We are going to prove that a sequence $\{f_n\}$ converges uniformly to $f$ on compact sets.
Let $K\subset\ell_2$ be a compact set and $\varepsilon>0$ be an arbitrary real. Each point $x\in K$ has an open neighborhood $Ox$ such that $\|f(x)-f(y)\|<\varepsilon$ for each point $y\in Ox$. We remark that the function $f$ is bounded on the set $\bigcup\{Ox:x\in K\}$. Therefore there exists a number $N_1$ such that $\|f(y)\|\le n$ for each number $n>N_1$ and each point $y\in\bigcup\{Ox:x\in K\}$.
We claim that there exists a number $\delta>0$ such that for each point $y\in K$ there exist a point $x\in K$ such that $z\in Ox$ provided $z\in\ell_2$ and $\|z-y\|<\delta$. Indeed, for every $x\in K$ take an $\delta_x>0$ such that the open ball $B(x,2\delta_x)$ is contained in $Ox$. The open cover $\{B(x,\delta_x):x\in K\}$ has a finite subcover, that is, there exists a finite set $F\subset K$ such that $K\subset\bigcup \{B(x,\delta_x):x\in F\}$. One can readily see that the number $\delta=\min\{\delta_x:x\in F \}$ has the required property.

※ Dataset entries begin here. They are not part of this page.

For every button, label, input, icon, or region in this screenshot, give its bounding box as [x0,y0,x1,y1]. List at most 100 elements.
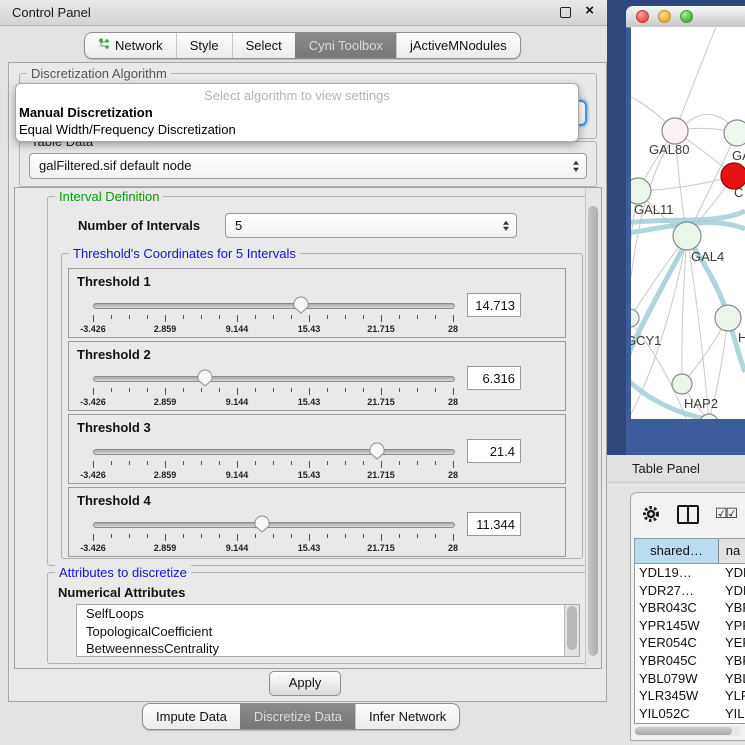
table-row[interactable]: YPR145WYPR1 [635,617,745,635]
cell-shared-name[interactable]: YPR145W [635,617,719,635]
cell-shared-name[interactable]: YBR043C [635,599,719,617]
slider-thumb[interactable] [369,442,385,463]
network-canvas[interactable]: GAL80GACGAL11GAL4GCY1HHAP2 [631,27,745,419]
threshold-1-value-field[interactable]: 14.713 [467,293,521,317]
table-rows: YDL19…YDL1YDR27…YDR2YBR043CYBR0YPR145WYP… [635,564,745,722]
threshold-4-value-field[interactable]: 11.344 [467,512,521,536]
column-header-name[interactable]: na [719,539,745,563]
tab-jactivemnodules[interactable]: jActiveMNodules [396,33,520,58]
attribute-item-betweennesscentrality[interactable]: BetweennessCentrality [77,640,579,657]
table-row[interactable]: YBL079WYBL0 [635,670,745,688]
window-close-icon[interactable] [636,10,649,23]
slider-thumb[interactable] [254,515,270,536]
table-data-group: Table Data galFiltered.sif default node [19,141,597,187]
threshold-3-slider[interactable]: -3.4262.8599.14415.4321.71528 [93,441,453,481]
threshold-1-slider[interactable]: -3.4262.8599.14415.4321.71528 [93,295,453,335]
threshold-4-slider[interactable]: -3.4262.8599.14415.4321.71528 [93,514,453,554]
tab-discretize-data[interactable]: Discretize Data [240,704,355,729]
combo-stepper-icon [503,220,509,231]
panel-scrollbar-thumb[interactable] [588,206,598,656]
number-of-intervals-select[interactable]: 5 [225,213,517,238]
network-node-gal11[interactable] [631,178,651,204]
table-data-select[interactable]: galFiltered.sif default node [29,153,587,179]
tab-label: Cyni Toolbox [309,38,383,53]
table-row[interactable]: YDR27…YDR2 [635,582,745,600]
screen: Control Panel × NetworkStyleSelectCyni T… [0,0,745,745]
network-node-hap2[interactable] [672,374,692,394]
cell-shared-name[interactable]: YBR045C [635,652,719,670]
tab-label: Infer Network [369,709,446,724]
threshold-2-slider[interactable]: -3.4262.8599.14415.4321.71528 [93,368,453,408]
table-row[interactable]: YBR043CYBR0 [635,599,745,617]
cell-name[interactable]: YBR0 [719,652,745,670]
dropdown-option-equal-width-frequency[interactable]: Equal Width/Frequency Discretization [16,121,578,138]
table-row[interactable]: YBR045CYBR0 [635,652,745,670]
dropdown-prompt: Select algorithm to view settings [16,87,578,104]
network-edge [638,176,734,191]
float-window-icon[interactable] [560,7,571,18]
numerical-attributes-list[interactable]: SelfLoopsTopologicalCoefficientBetweenne… [76,604,580,657]
table-panel-titlebar: Table Panel [607,455,745,483]
cell-name[interactable]: YPR1 [719,617,745,635]
cell-name[interactable]: YDL1 [719,564,745,582]
cell-shared-name[interactable]: YER054C [635,634,719,652]
cell-shared-name[interactable]: YLR345W [635,687,719,705]
threshold-3-value-field[interactable]: 21.4 [467,439,521,463]
slider-track[interactable] [93,522,455,528]
threshold-4-label: Threshold 4 [77,493,151,508]
slider-track[interactable] [93,376,455,382]
slider-thumb[interactable] [197,369,213,390]
column-header-shared-name[interactable]: shared… [635,539,719,563]
attribute-item-topologicalcoefficient[interactable]: TopologicalCoefficient [77,623,579,641]
slider-thumb[interactable] [293,296,309,317]
tab-network[interactable]: Network [85,33,176,58]
network-view-window: GAL80GACGAL11GAL4GCY1HHAP2 [607,0,745,455]
cell-name[interactable]: YLR3 [719,687,745,705]
attribute-item-selfloops[interactable]: SelfLoops [77,605,579,623]
cell-name[interactable]: YER0 [719,634,745,652]
cell-shared-name[interactable]: YDL19… [635,564,719,582]
cell-name[interactable]: YBR0 [719,599,745,617]
close-icon[interactable]: × [585,2,594,19]
apply-button[interactable]: Apply [269,671,341,696]
network-node-gal80[interactable] [662,118,688,144]
table-row[interactable]: YER054CYER0 [635,634,745,652]
cell-name[interactable]: YIL0 [719,705,745,723]
dropdown-option-manual-discretization[interactable]: Manual Discretization [16,104,578,121]
table-hscrollbar-thumb[interactable] [635,727,732,735]
network-node-h[interactable] [715,305,741,331]
control-panel-window: Control Panel × NetworkStyleSelectCyni T… [0,0,607,745]
table-horizontal-scrollbar[interactable] [634,726,741,736]
checkbox-checked-icons[interactable]: ☑☑ [715,505,736,522]
tab-impute-data[interactable]: Impute Data [143,704,240,729]
network-node-ga[interactable] [724,120,745,146]
attributes-list-scrollbar[interactable] [564,605,579,656]
table-panel: Table Panel ☑☑ shared… na Y [607,455,745,745]
gear-icon[interactable] [641,504,661,527]
network-node[interactable] [700,414,718,419]
window-minimize-icon[interactable] [658,10,671,23]
network-node-gcy1[interactable] [631,309,639,327]
panel-vertical-scrollbar[interactable] [585,188,601,666]
cell-shared-name[interactable]: YBL079W [635,670,719,688]
attributes-scrollbar-thumb[interactable] [567,606,577,650]
slider-track[interactable] [93,303,455,309]
split-columns-icon[interactable] [677,505,699,524]
tab-cyni-toolbox[interactable]: Cyni Toolbox [295,33,396,58]
cell-shared-name[interactable]: YIL052C [635,705,719,723]
node-label-gal11: GAL11 [634,202,674,217]
slider-track[interactable] [93,449,455,455]
cell-name[interactable]: YDR2 [719,582,745,600]
threshold-2-value-field[interactable]: 6.316 [467,366,521,390]
tab-style[interactable]: Style [176,33,232,58]
tab-select[interactable]: Select [232,33,295,58]
table-row[interactable]: YIL052CYIL0 [635,705,745,723]
network-node-gal4[interactable] [673,222,701,250]
window-zoom-icon[interactable] [680,10,693,23]
table-row[interactable]: YDL19…YDL1 [635,564,745,582]
table-row[interactable]: YLR345WYLR3 [635,687,745,705]
network-graph: GAL80GACGAL11GAL4GCY1HHAP2 [631,27,745,419]
cell-shared-name[interactable]: YDR27… [635,582,719,600]
cell-name[interactable]: YBL0 [719,670,745,688]
tab-infer-network[interactable]: Infer Network [355,704,459,729]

For each point $x\in K$ put $h_n(x)=\|x-p_n(x)\|$. Since $x\in\ell_2$, we see that $p_{n+1}(x)\le p_n(x)$ for each $n$ and the sequence $h_n(x)$ converges pointwisely to zero for each point $x\in K$. Then Dini Theorem (see, for instance, [L. 3.2.18, Eng]) implies that the sequence $h_n(x)$ converges uniformly to zero. Therefore there exists a number $N_2$ such that $\|x-p_n(x)\|<\delta/2$ for each number $n>N_2$ and each point $x\in K$.

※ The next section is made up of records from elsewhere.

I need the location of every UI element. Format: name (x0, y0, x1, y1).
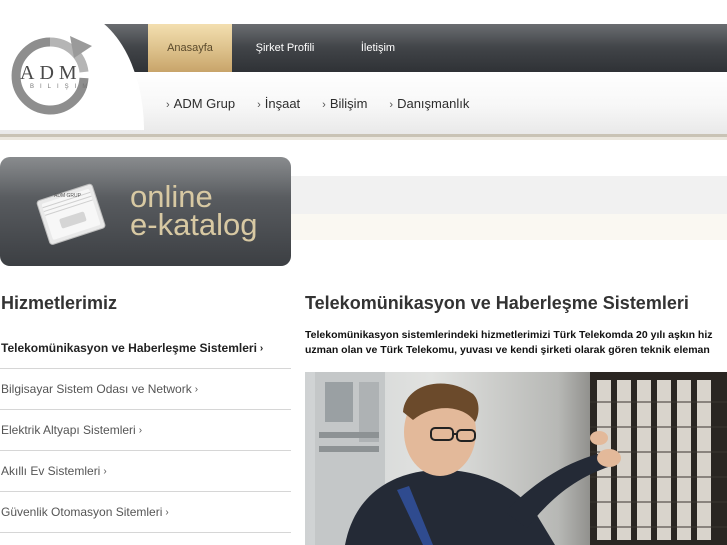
content-intro-line2: uzman olan ve Türk Telekomu, yuvası ve k… (305, 344, 710, 356)
site-header: ADM BILIŞIM Anasayfa Şirket Profili İlet… (0, 0, 727, 140)
logo-text: ADM (20, 62, 82, 84)
service-label: Bilgisayar Sistem Odası ve Network (1, 382, 192, 396)
chevron-right-icon: › (322, 99, 326, 111)
service-label: Elektrik Altyapı Sistemleri (1, 423, 136, 437)
technician-photo (305, 372, 727, 545)
sub-nav-bilisim[interactable]: › Bilişim (322, 96, 367, 111)
service-item-bilgisayar[interactable]: Bilgisayar Sistem Odası ve Network › (0, 369, 291, 410)
service-item-guvenlik[interactable]: Güvenlik Otomasyon Sitemleri › (0, 492, 291, 533)
service-item-elektrik[interactable]: Elektrik Altyapı Sistemleri › (0, 410, 291, 451)
top-nav-iletisim[interactable]: İletişim (338, 24, 418, 72)
sub-nav-label: ADM Grup (173, 96, 236, 111)
services-title: Hizmetlerimiz (1, 293, 118, 313)
top-navigation: Anasayfa Şirket Profili İletişim (148, 24, 418, 72)
sub-nav-label: Bilişim (329, 96, 368, 111)
chevron-right-icon: › (166, 99, 170, 111)
chevron-right-icon: › (259, 342, 264, 354)
content-intro: Telekomünikasyon sistemlerindeki hizmetl… (305, 328, 727, 358)
service-label: Güvenlik Otomasyon Sitemleri (1, 505, 163, 519)
top-nav-anasayfa[interactable]: Anasayfa (148, 24, 232, 72)
top-nav-sirket-profili[interactable]: Şirket Profili (232, 24, 338, 72)
catalog-book-icon: ADM GRUP (36, 183, 106, 245)
site-logo[interactable]: ADM BILIŞIM (0, 0, 130, 130)
sub-nav-adm-grup[interactable]: › ADM Grup (166, 96, 235, 111)
catalog-book-label: ADM GRUP (54, 193, 82, 199)
chevron-right-icon: › (194, 383, 199, 395)
e-katalog-banner[interactable]: ADM GRUP online e-katalog (0, 157, 291, 266)
chevron-right-icon: › (257, 99, 261, 111)
chevron-right-icon: › (165, 506, 169, 518)
sub-navigation: › ADM Grup › İnşaat › Bilişim › Danışmanlık (166, 96, 491, 111)
banner-band-cream (290, 214, 727, 240)
katalog-title-line2: e-katalog (130, 207, 258, 242)
technician-illustration (315, 372, 727, 545)
service-label: Akıllı Ev Sistemleri (1, 464, 101, 478)
service-item-akilli-ev[interactable]: Akıllı Ev Sistemleri › (0, 451, 291, 492)
sub-nav-label: İnşaat (264, 96, 301, 111)
service-item-telekomunikasyon[interactable]: Telekomünikasyon ve Haberleşme Sistemler… (0, 328, 291, 369)
content-intro-line1: Telekomünikasyon sistemlerindeki hizmetl… (305, 329, 713, 341)
chevron-right-icon: › (103, 465, 107, 477)
sub-nav-label: Danışmanlık (397, 96, 470, 111)
sub-nav-insaat[interactable]: › İnşaat (257, 96, 300, 111)
sub-nav-danismanlik[interactable]: › Danışmanlık (389, 96, 469, 111)
content-title: Telekomünikasyon ve Haberleşme Sistemler… (305, 293, 689, 313)
chevron-right-icon: › (138, 424, 143, 436)
chevron-right-icon: › (389, 99, 394, 111)
header-divider-light (0, 137, 727, 140)
logo-subtext: BILIŞIM (30, 84, 94, 90)
banner-band-gray (290, 176, 727, 214)
service-label: Telekomünikasyon ve Haberleşme Sistemler… (1, 341, 257, 355)
services-list: Telekomünikasyon ve Haberleşme Sistemler… (0, 328, 291, 533)
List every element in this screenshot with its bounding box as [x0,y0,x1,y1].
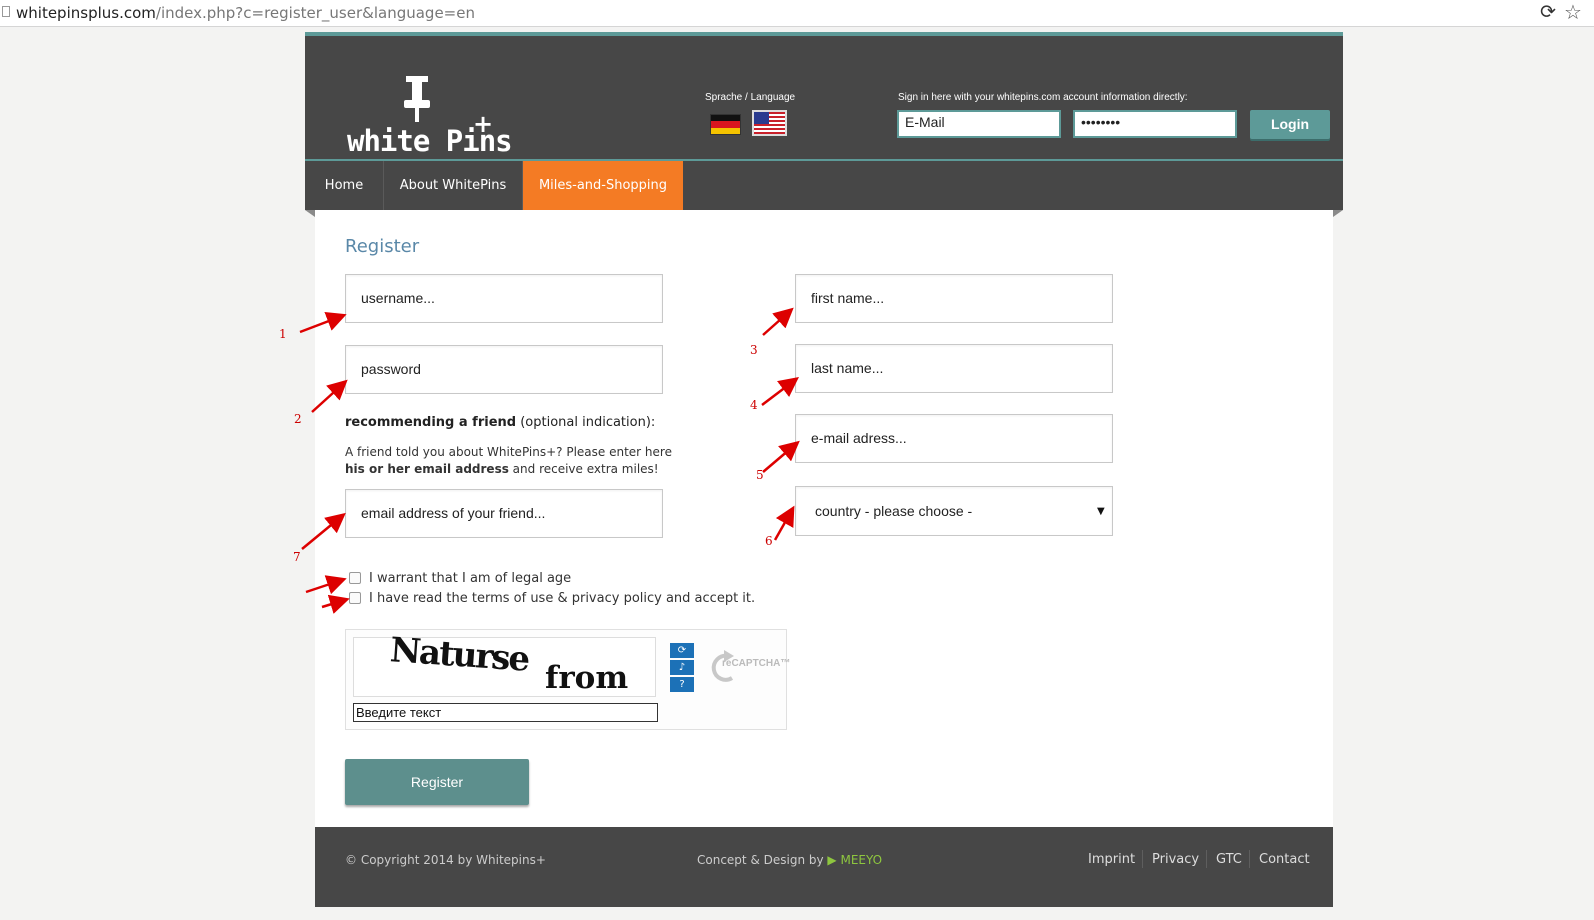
password-input[interactable]: password [345,345,663,394]
pushpin-icon [404,76,430,122]
friend-email-input[interactable]: email address of your friend... [345,489,663,538]
captcha-word: from [545,660,629,696]
footer-link-imprint[interactable]: Imprint [1088,852,1135,867]
whitepins-logo[interactable]: white Pins + [327,56,513,158]
annotation-number: 6 [765,534,773,548]
footer-link-gtc[interactable]: GTC [1216,852,1242,867]
copyright-text: © Copyright 2014 by Whitepins+ [345,853,546,867]
logo-plus: + [473,110,494,138]
url-host: whitepinsplus.com [16,4,156,22]
page-title: Register [345,236,420,257]
email-input[interactable]: e-mail adress... [795,414,1113,463]
login-email-input[interactable]: E-Mail [897,110,1061,138]
last-name-input[interactable]: last name... [795,344,1113,393]
terms-label: I have read the terms of use & privacy p… [369,591,756,606]
recommend-heading: recommending a friend (optional indicati… [345,415,656,430]
captcha-help-icon[interactable]: ? [670,677,694,692]
recaptcha-brand: reCAPTCHA™ [722,658,791,669]
footer-link-contact[interactable]: Contact [1259,852,1310,867]
main-nav: Home About WhitePins Miles-and-Shopping [305,161,1343,210]
ribbon-corner-right [1333,210,1343,217]
meeyo-arrow-icon: ▶ [827,853,837,867]
bookmark-star-icon[interactable]: ☆ [1564,1,1582,23]
annotation-number: 7 [293,550,301,564]
meeyo-link[interactable]: MEEYO [840,853,882,867]
page-icon [2,6,10,17]
language-label: Sprache / Language [705,92,796,103]
annotation-number: 2 [294,412,302,426]
nav-item-about[interactable]: About WhitePins [384,161,523,210]
country-select[interactable]: country - please choose - [795,486,1113,536]
ribbon-corner-left [305,210,315,217]
signin-label: Sign in here with your whitepins.com acc… [898,92,1188,103]
captcha-audio-icon[interactable]: ♪ [670,660,694,675]
legal-age-label: I warrant that I am of legal age [369,571,572,586]
captcha-refresh-icon[interactable]: ⟳ [670,643,694,658]
url-text[interactable]: whitepinsplus.com/index.php?c=register_u… [16,4,475,22]
username-input[interactable]: username... [345,274,663,323]
german-flag-icon[interactable] [710,114,741,135]
site-header: white Pins + Sprache / Language Sign in … [305,32,1343,161]
footer-divider [1206,850,1207,868]
login-button[interactable]: Login [1250,110,1330,139]
concept-credit: Concept & Design by ▶ MEEYO [697,853,883,867]
login-password-input[interactable]: •••••••• [1073,110,1237,138]
reload-icon[interactable]: ⟳ [1540,2,1556,22]
url-path: /index.php?c=register_user&language=en [155,4,475,22]
footer-divider [1142,850,1143,868]
annotation-number: 1 [279,327,287,341]
recommend-description-2: his or her email address and receive ext… [345,462,659,476]
dropdown-arrow-icon[interactable]: ▼ [1097,506,1105,517]
captcha-input[interactable]: Введите текст [353,703,658,722]
legal-age-checkbox[interactable] [349,572,361,584]
recommend-description: A friend told you about WhitePins+? Plea… [345,445,672,459]
footer-divider [1249,850,1250,868]
us-flag-icon[interactable] [752,110,787,136]
nav-item-miles-and-shopping[interactable]: Miles-and-Shopping [523,161,683,210]
terms-checkbox[interactable] [349,592,361,604]
footer-link-privacy[interactable]: Privacy [1152,852,1199,867]
first-name-input[interactable]: first name... [795,274,1113,323]
site-footer [315,827,1333,907]
annotation-number: 3 [750,343,758,357]
annotation-number: 5 [756,468,764,482]
register-button[interactable]: Register [345,759,529,805]
nav-item-home[interactable]: Home [305,161,384,210]
annotation-number: 4 [750,398,758,412]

Choose a number $N_3\ge \max\{N_1,N_2\}$ such that $1/\sqrt{N_3}<\delta/2$. Now let $x\in K$ be an arbitrary point and $n>N_3$ be an arbitrary number. Since $\|x-p_n(x)\|<\delta/2$ and $1/\sqrt{N_3}<\delta/2$ then the cube $C_{p_n(x)}\subset\mathbb R^n$ is contained in the ball $B(x,\delta)$. Therefore $\operatorname{diam} f(C_{p_n(x)})<2\varepsilon$ and $\operatorname{diam}\operatorname{conv} f(C_{p_n(x)})<2\varepsilon$. Since $N_3\ge N_1$, $g_n^*(d)=f(d)$ for every vertex $d$ of the cube $C_{p_n(x)}\}$. Since $f_n^*(p_n(x))\in\operatorname{conv}\{g_n^*(d): d$ is a vertex of the cube $C_{p_n(x)}\}$, we see that $\|f_n^*(p_n(x))-f(p_n(x))\|<2\varepsilon$. Then
$$\|f(x)-f_n(x)\|= \|f(x)-f(p_n(x))+ f(p_n(x))- f_n(p_n(x))+ f_n(p_n(x))-f_n(x)\|\le \|f(x)-f(p_n(x))\|+ \|f(p_n(x))- f_n(p_n(x)) \|+ \|f_n(p_n(x))-f_n(x)\|<2\varepsilon+2\varepsilon+0.\square$$
Remark. Unfortunately, an extension of this construction fails for a non-separable Hilbert space $V$, because in this case there is no sequence of finitely-dimensional spaces with the dense in $V$ union. If we try to use the lattices $V_n=\{x\in V:n(x,e)\in\mathcal Z$ for each $e\in E\}$, where $E$ is a an orthonormal basis for the space $V$, the we shall have a problem with the affine extension from the lattice $V_n$ onto $V$. For instance, even if $V=\ell_2$, $n=1$ and $x=(1/n)$ then the counterparts of values $\lambda(d,x)$ for $d\in {0;1}^{\mathbb N}\cap\ell_2$ are equal to zero, because $\lim_{k\to\infty}(1-1/k)=0$.
References
[Eng] Ryszard Engelking, General Topology, 2nd ed., Heldermann, Berlin, 1989.